I’ll share a few strategies for keeping a good collaborative process going during client projects.
Set the Stage for a Good Relationship in the Onboarding Meeting.
I tell my clients a little about who I am and what they can expect when working with me. I explain that I study the latest website user-experience research and design trends and will bring all of my experience to work on their project.
I let them know that they need to let me know what they like and what they don’t and they can count on me to tell them the truth about what I think and why.
I give them permission to let me know if I step on their toes.
I tell them, I will keep in touch with them and never be the bottleneck in a project without giving them a heads up on where things are and what is happening. I would much rather be waiting for them to get back to me than for me to worry that they are waiting for me.
Before Responding to Something, You Disagree with, Take a Breath
When someone presents me with an idea or suggestion that seems wrong, I try not to give in to the impulse to tell them that they are wrong and why. Instead, I try my very best to use a simple technique I learned from a dear friend who in that situation, would pause, take a breath, and reply, “Well that’s certainly an interesting idea.” This approach is respectful and keeps the conversation going, whereas quickly squashing a person’s ideas without consideration creates hard feelings and may stop people them speaking up with valuable contributions in the future.
Troubleshooting Misguided Ideas
Ask the person presenting their idea to explain it more thoroughly. Perhaps they can show you examples or sketches of what they have in mind so you can better understand what they are trying to accomplish. When you get to the underlying reason for the request, you can look at alternatives for achieving the goal at hand and make a more informed decision.
Major Design Change Requested
Check the user experience research on the requested changes. Search usability guidelines and best practices for examples of similar ideas. Help your client understand how a different design might work better than what they have suggested by saying such things as:
“I understand what you’re trying to do. Let’s explore what our options are for the best possible solution with fewer problems.”
“Let’s take a look at what other people are doing with this to be sure we are doing it better or at least as well as they are.”
“I’ll do a few designs along these lines to show you other ways we can achieve your goal.”
One of my main responsibilities as a web designer is to educate my clients on effective website design so we can create a site that will attract and convert business. But after all is said and done, if a client wants something that I’ve recommended they don’t do, it’s their website, and they get to make the final decision. When it reaches that point, I secretly invoke the Burger King clause, “Have it your way.”

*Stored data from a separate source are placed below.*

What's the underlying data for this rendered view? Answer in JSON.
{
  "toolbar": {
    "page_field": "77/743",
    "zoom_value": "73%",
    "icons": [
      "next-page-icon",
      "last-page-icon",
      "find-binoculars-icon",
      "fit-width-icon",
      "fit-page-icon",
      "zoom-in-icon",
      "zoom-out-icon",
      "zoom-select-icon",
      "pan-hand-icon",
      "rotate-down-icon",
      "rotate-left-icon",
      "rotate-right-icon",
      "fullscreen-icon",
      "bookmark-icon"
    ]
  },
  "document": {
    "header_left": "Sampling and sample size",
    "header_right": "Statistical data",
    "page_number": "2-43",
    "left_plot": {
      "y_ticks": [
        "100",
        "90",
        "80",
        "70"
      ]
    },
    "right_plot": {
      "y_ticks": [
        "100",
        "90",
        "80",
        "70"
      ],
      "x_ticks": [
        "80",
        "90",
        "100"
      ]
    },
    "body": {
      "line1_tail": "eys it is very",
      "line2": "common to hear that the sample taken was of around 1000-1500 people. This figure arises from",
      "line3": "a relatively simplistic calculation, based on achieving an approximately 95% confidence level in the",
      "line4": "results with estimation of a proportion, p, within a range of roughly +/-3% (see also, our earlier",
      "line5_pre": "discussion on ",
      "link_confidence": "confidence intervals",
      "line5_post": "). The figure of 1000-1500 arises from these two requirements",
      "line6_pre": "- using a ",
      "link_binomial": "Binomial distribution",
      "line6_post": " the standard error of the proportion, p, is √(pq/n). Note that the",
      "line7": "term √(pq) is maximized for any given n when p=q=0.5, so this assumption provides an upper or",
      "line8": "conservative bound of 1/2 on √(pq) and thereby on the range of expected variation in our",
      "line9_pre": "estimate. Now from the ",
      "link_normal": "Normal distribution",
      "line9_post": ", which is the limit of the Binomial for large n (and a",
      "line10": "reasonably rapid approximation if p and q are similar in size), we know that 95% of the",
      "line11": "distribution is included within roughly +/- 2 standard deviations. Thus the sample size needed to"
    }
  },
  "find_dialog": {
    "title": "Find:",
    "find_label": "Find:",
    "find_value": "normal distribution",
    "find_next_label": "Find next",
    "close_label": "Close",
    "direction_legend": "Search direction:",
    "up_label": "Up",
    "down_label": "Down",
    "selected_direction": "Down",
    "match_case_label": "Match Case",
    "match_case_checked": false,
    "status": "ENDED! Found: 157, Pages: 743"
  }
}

Major Scope Change Requested
If well into a project the client asks for a significant change in scope tell them this idea deserves looking into and ask them for a little time to explore the possibilities. At that point determine the time, money and lost opportunity costs that a disruption in the development schedule would experience at this point in your project and share that information with them.
You can offer alternatives such as launching with the original specifications and making the proposed changes in version 2.0. If they are adamant about their requested change, then amend your proposal with change orders including the increased price and the adjusted launch date.
In our profession, excellent communication and project management skills are just as critical, if not more, than being a great web designer. As we take on larger projects, we have to stay on the ball to process all of the personalities, diverse opinions, sources of information and types of input coming at us that are needed to get a project done.
I know it’s easy to want to avoid dealing with what you perceive as a “negative situation” when they come up in these projects. But delaying or not responding makes it much worse.
Just suppose the idea that a particular situation is a negative mess is just a story you are telling yourself about it?
What if you change your story to one where this is just the usual stuff that happens on the way to creating a great outcome in a collaborative project. Give that a try and see if it makes it easier to keep the conversation going to work things out ultimately. When you feel more comfortable dealing with these types of issues, you’ll feel more comfortable taking on larger projects.